Smoke alarms and smoke detectors are some of the most common security devices on the market. In fact most residential dwellings are required by law to have a certain number of them installed in key areas. What makes a smoke alarm distinct from a smoke detector?
The difference between a smoke alarm and smoke detector is purely semantic. Really the devices are two in one: there is a smoke detection mechanism and then there is a corresponding alarm component. The two mechanisms work together to alert you to the presence of smoke with an audible siren. Take away one or the other and you have a useless device from a home hazard standpoint.
The term “smoke detector” is a bit more modern than “smoke alarm” and “alarm” is the most common term still used to shop for these critical devices.
Any good home security system is a multi-layered system of interconnected devices that serve to resist, monitor, detect, and alert, and pretty much in that order. For example, the locks on your doors and windows are perimeter resistance, while the smoke, fire and carbon monoxide detectors are a combination of detector and alert system. You can buy and install smoke alarms as standalone devices, but many home security systems include them as an important built-in component that can then be monitored centrally as effectively and efficiently as your door and window sensors.
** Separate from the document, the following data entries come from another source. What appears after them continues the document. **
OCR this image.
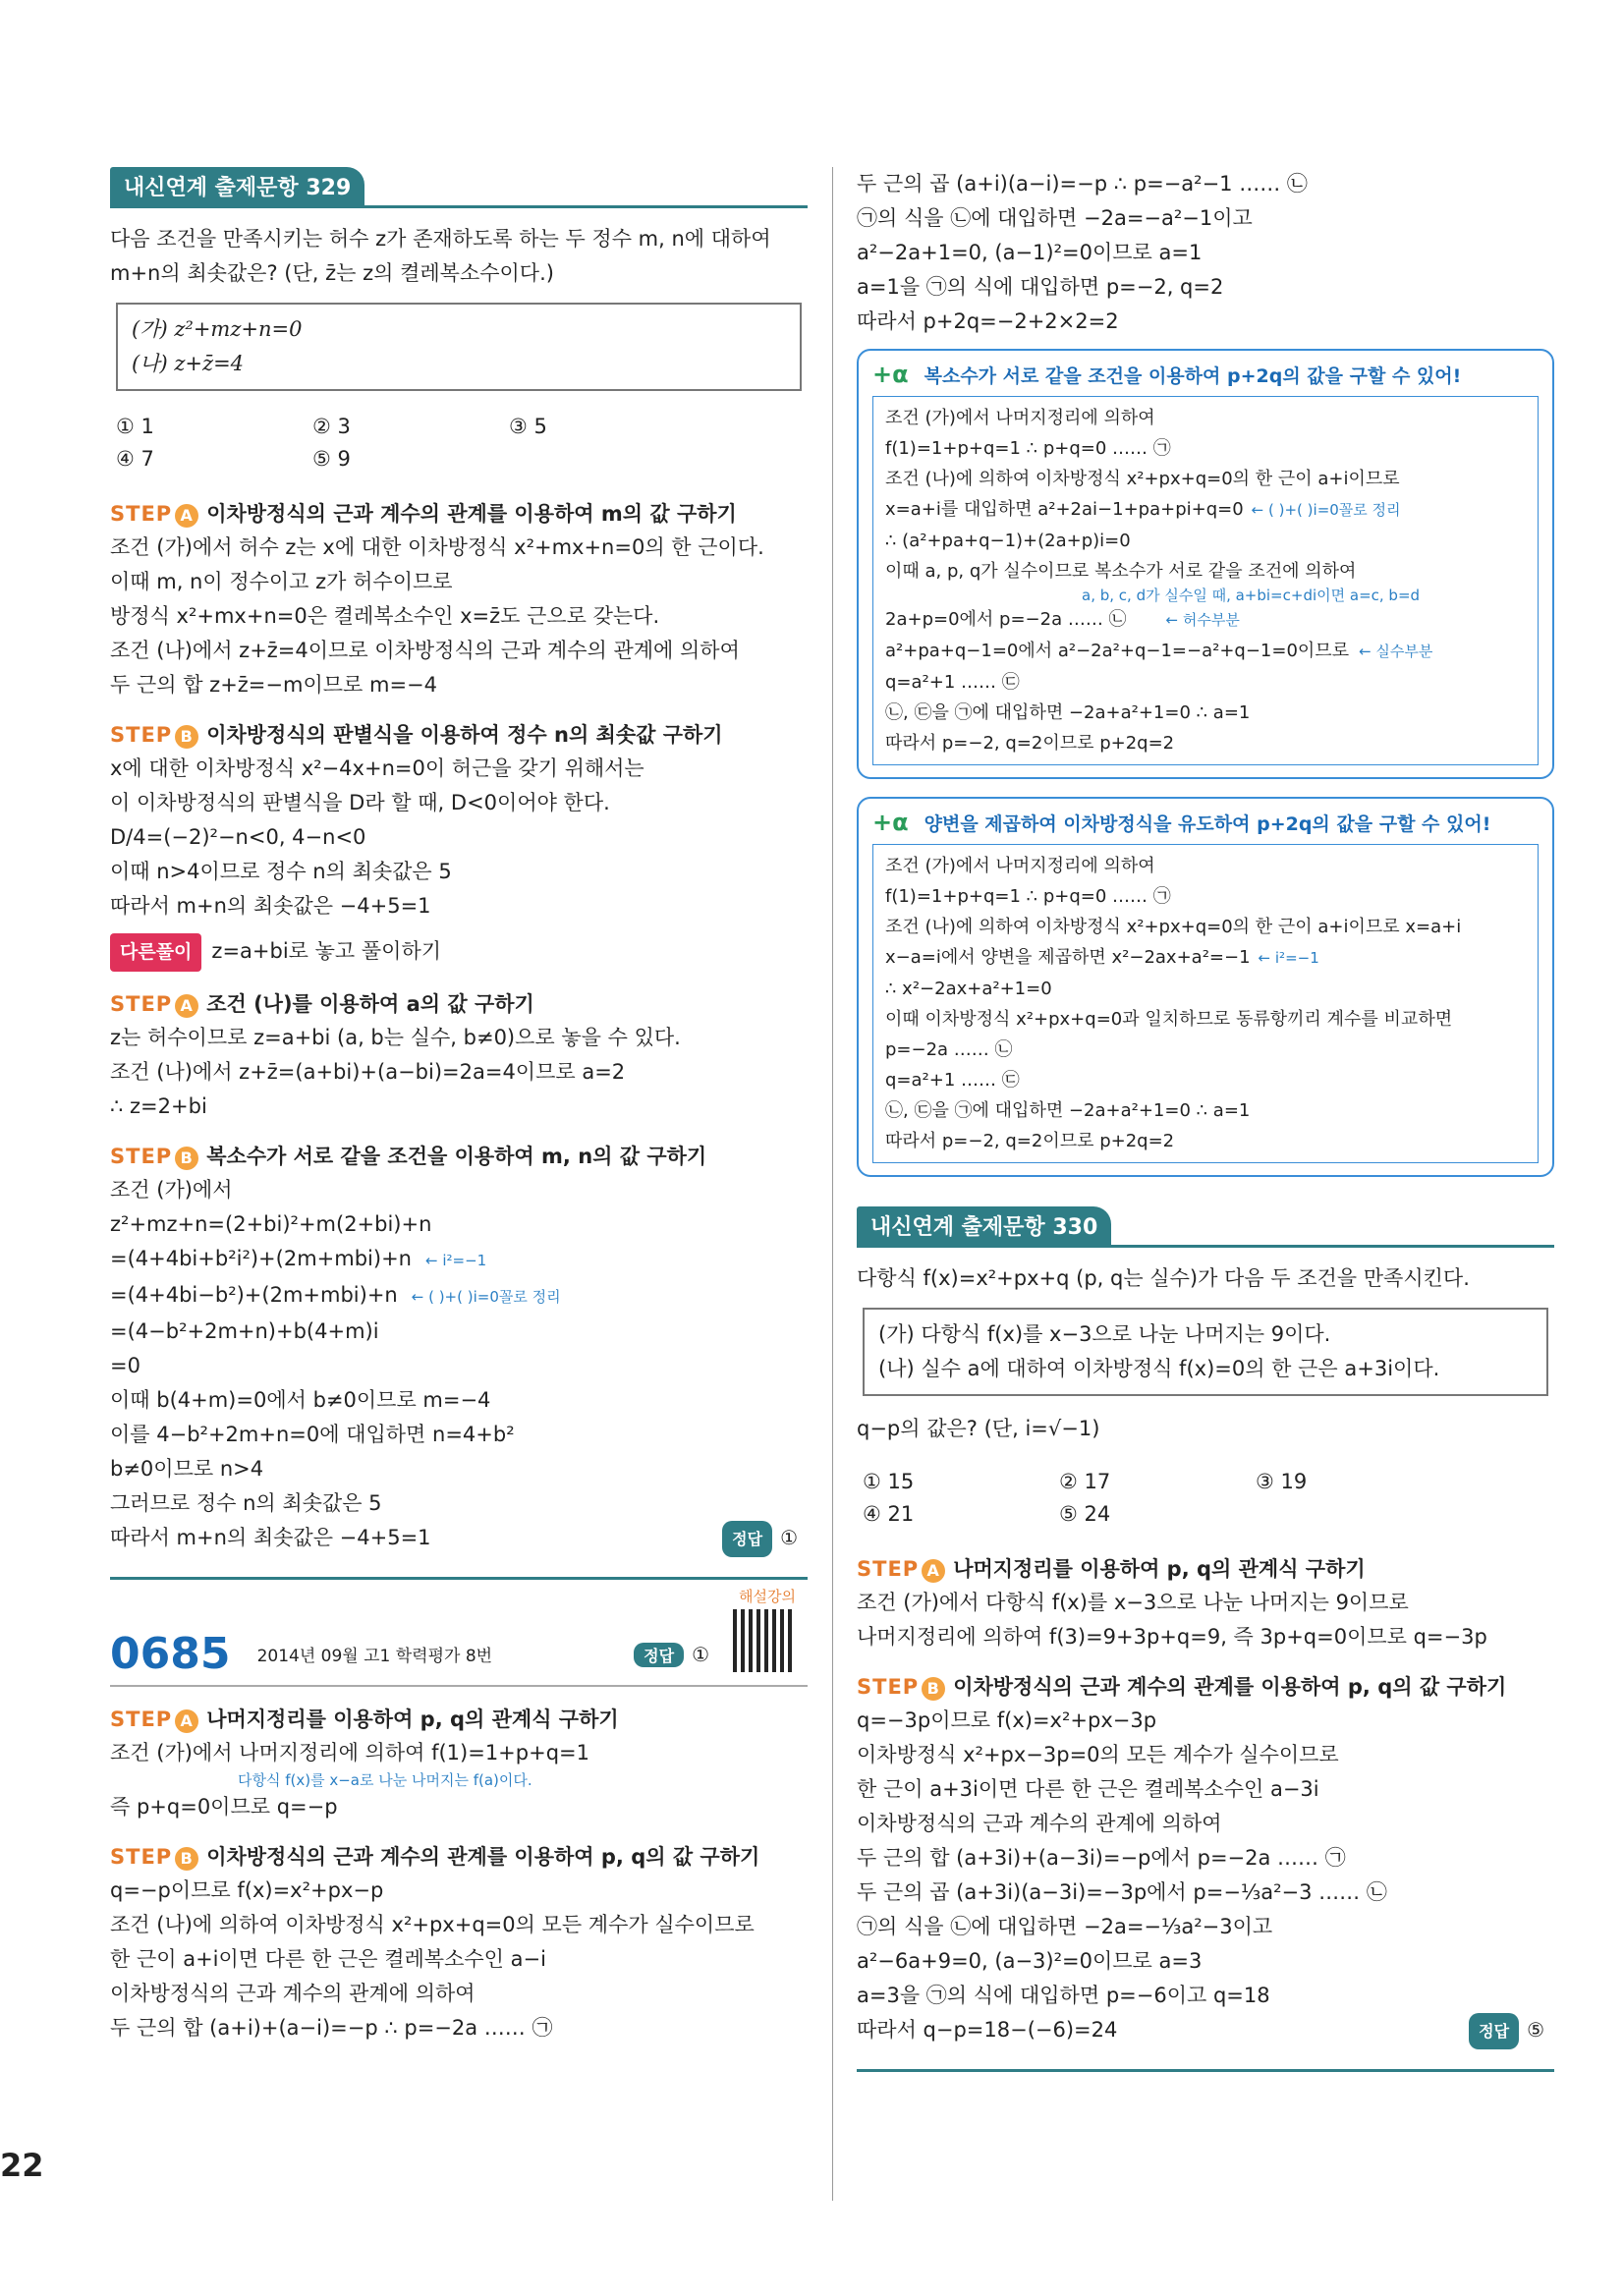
내신연계 출제문항 329
다음 조건을 만족시키는 허수 z가 존재하도록 하는 두 정수 m, n에 대하여
m+n의 최솟값은? (단, z̄는 z의 켤레복소수이다.)
(가) z²+mz+n=0
(나) z+z̄=4
① 1	② 3	③ 5
④ 7	⑤ 9
STEP A 이차방정식의 근과 계수의 관계를 이용하여 m의 값 구하기
조건 (가)에서 허수 z는 x에 대한 이차방정식 x²+mx+n=0의 한 근이다.
이때 m, n이 정수이고 z가 허수이므로
방정식 x²+mx+n=0은 켤레복소수인 x=z̄도 근으로 갖는다.
조건 (나)에서 z+z̄=4이므로 이차방정식의 근과 계수의 관계에 의하여
두 근의 합 z+z̄=−m이므로 m=−4
STEP B 이차방정식의 판별식을 이용하여 정수 n의 최솟값 구하기
x에 대한 이차방정식 x²−4x+n=0이 허근을 갖기 위해서는
이 이차방정식의 판별식을 D라 할 때, D<0이어야 한다.
D/4=(−2)²−n<0, 4−n<0
이때 n>4이므로 정수 n의 최솟값은 5
따라서 m+n의 최솟값은 −4+5=1
다른풀이 z=a+bi로 놓고 풀이하기
STEP A 조건 (나)를 이용하여 a의 값 구하기
z는 허수이므로 z=a+bi (a, b는 실수, b≠0)으로 놓을 수 있다.
조건 (나)에서 z+z̄=(a+bi)+(a−bi)=2a=4이므로 a=2
∴ z=2+bi
STEP B 복소수가 서로 같을 조건을 이용하여 m, n의 값 구하기
조건 (가)에서
z²+mz+n=(2+bi)²+m(2+bi)+n
=(4+4bi+b²i²)+(2m+mbi)+n ← i²=−1
=(4+4bi−b²)+(2m+mbi)+n ← ( )+( )i=0꼴로 정리
=(4−b²+2m+n)+b(4+m)i
=0
이때 b(4+m)=0에서 b≠0이므로 m=−4
이를 4−b²+2m+n=0에 대입하면 n=4+b²
b≠0이므로 n>4
그러므로 정수 n의 최솟값은 5
따라서 m+n의 최솟값은 −4+5=1	정답 ①
해설강의
0685 2014년 09월 고1 학력평가 8번	정답 ①
STEP A 나머지정리를 이용하여 p, q의 관계식 구하기
조건 (가)에서 나머지정리에 의하여 f(1)=1+p+q=1
다항식 f(x)를 x−a로 나눈 나머지는 f(a)이다.
즉 p+q=0이므로 q=−p
STEP B 이차방정식의 근과 계수의 관계를 이용하여 p, q의 값 구하기
q=−p이므로 f(x)=x²+px−p
조건 (나)에 의하여 이차방정식 x²+px+q=0의 모든 계수가 실수이므로
한 근이 a+i이면 다른 한 근은 켤레복소수인 a−i
이차방정식의 근과 계수의 관계에 의하여
두 근의 합 (a+i)+(a−i)=−p ∴ p=−2a …… ㉠
두 근의 곱 (a+i)(a−i)=−p ∴ p=−a²−1 …… ㉡
㉠의 식을 ㉡에 대입하면 −2a=−a²−1이고
a²−2a+1=0, (a−1)²=0이므로 a=1
a=1을 ㉠의 식에 대입하면 p=−2, q=2
따라서 p+2q=−2+2×2=2
+α 복소수가 서로 같을 조건을 이용하여 p+2q의 값을 구할 수 있어!
조건 (가)에서 나머지정리에 의하여
f(1)=1+p+q=1 ∴ p+q=0 …… ㉠
조건 (나)에 의하여 이차방정식 x²+px+q=0의 한 근이 a+i이므로
x=a+i를 대입하면 a²+2ai−1+pa+pi+q=0 ← ( )+( )i=0꼴로 정리
∴ (a²+pa+q−1)+(2a+p)i=0
이때 a, p, q가 실수이므로 복소수가 서로 같을 조건에 의하여
a, b, c, d가 실수일 때, a+bi=c+di이면 a=c, b=d
2a+p=0에서 p=−2a …… ㉡	← 허수부분
a²+pa+q−1=0에서 a²−2a²+q−1=−a²+q−1=0이므로 ← 실수부분
q=a²+1 …… ㉢
㉡, ㉢을 ㉠에 대입하면 −2a+a²+1=0 ∴ a=1
따라서 p=−2, q=2이므로 p+2q=2
+α 양변을 제곱하여 이차방정식을 유도하여 p+2q의 값을 구할 수 있어!
조건 (가)에서 나머지정리에 의하여
f(1)=1+p+q=1 ∴ p+q=0 …… ㉠
조건 (나)에 의하여 이차방정식 x²+px+q=0의 한 근이 a+i이므로 x=a+i
x−a=i에서 양변을 제곱하면 x²−2ax+a²=−1 ← i²=−1
∴ x²−2ax+a²+1=0
이때 이차방정식 x²+px+q=0과 일치하므로 동류항끼리 계수를 비교하면
p=−2a …… ㉡
q=a²+1 …… ㉢
㉡, ㉢을 ㉠에 대입하면 −2a+a²+1=0 ∴ a=1
따라서 p=−2, q=2이므로 p+2q=2
내신연계 출제문항 330
다항식 f(x)=x²+px+q (p, q는 실수)가 다음 두 조건을 만족시킨다.
(가) 다항식 f(x)를 x−3으로 나눈 나머지는 9이다.
(나) 실수 a에 대하여 이차방정식 f(x)=0의 한 근은 a+3i이다.
q−p의 값은? (단, i=√−1)
① 15	② 17	③ 19
④ 21	⑤ 24
STEP A 나머지정리를 이용하여 p, q의 관계식 구하기
조건 (가)에서 다항식 f(x)를 x−3으로 나눈 나머지는 9이므로
나머지정리에 의하여 f(3)=9+3p+q=9, 즉 3p+q=0이므로 q=−3p
STEP B 이차방정식의 근과 계수의 관계를 이용하여 p, q의 값 구하기
q=−3p이므로 f(x)=x²+px−3p
이차방정식 x²+px−3p=0의 모든 계수가 실수이므로
한 근이 a+3i이면 다른 한 근은 켤레복소수인 a−3i
이차방정식의 근과 계수의 관계에 의하여
두 근의 합 (a+3i)+(a−3i)=−p에서 p=−2a …… ㉠
두 근의 곱 (a+3i)(a−3i)=−3p에서 p=−⅓a²−3 …… ㉡
㉠의 식을 ㉡에 대입하면 −2a=−⅓a²−3이고
a²−6a+9=0, (a−3)²=0이므로 a=3
a=3을 ㉠의 식에 대입하면 p=−6이고 q=18
따라서 q−p=18−(−6)=24	정답 ⑤
22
Most of the common smoke alarms and detectors have a simple inner mechanism. A pair of metal conductive plates have a small electric charge between them; when even a trace amount of smoke gets between them the charge is interrupted or the circuit is broken. Once this circuit is broken the alarm is tripped and you hear the ensuing loud siren. It’s intentionally aggravating and loud. It’s designed to wake even sound sleepers. And since smoke and fire pose the biggest risk to you and your family while you’re sleeping, the alarms are quite effective. And they are quite inexpensive to install and maintain.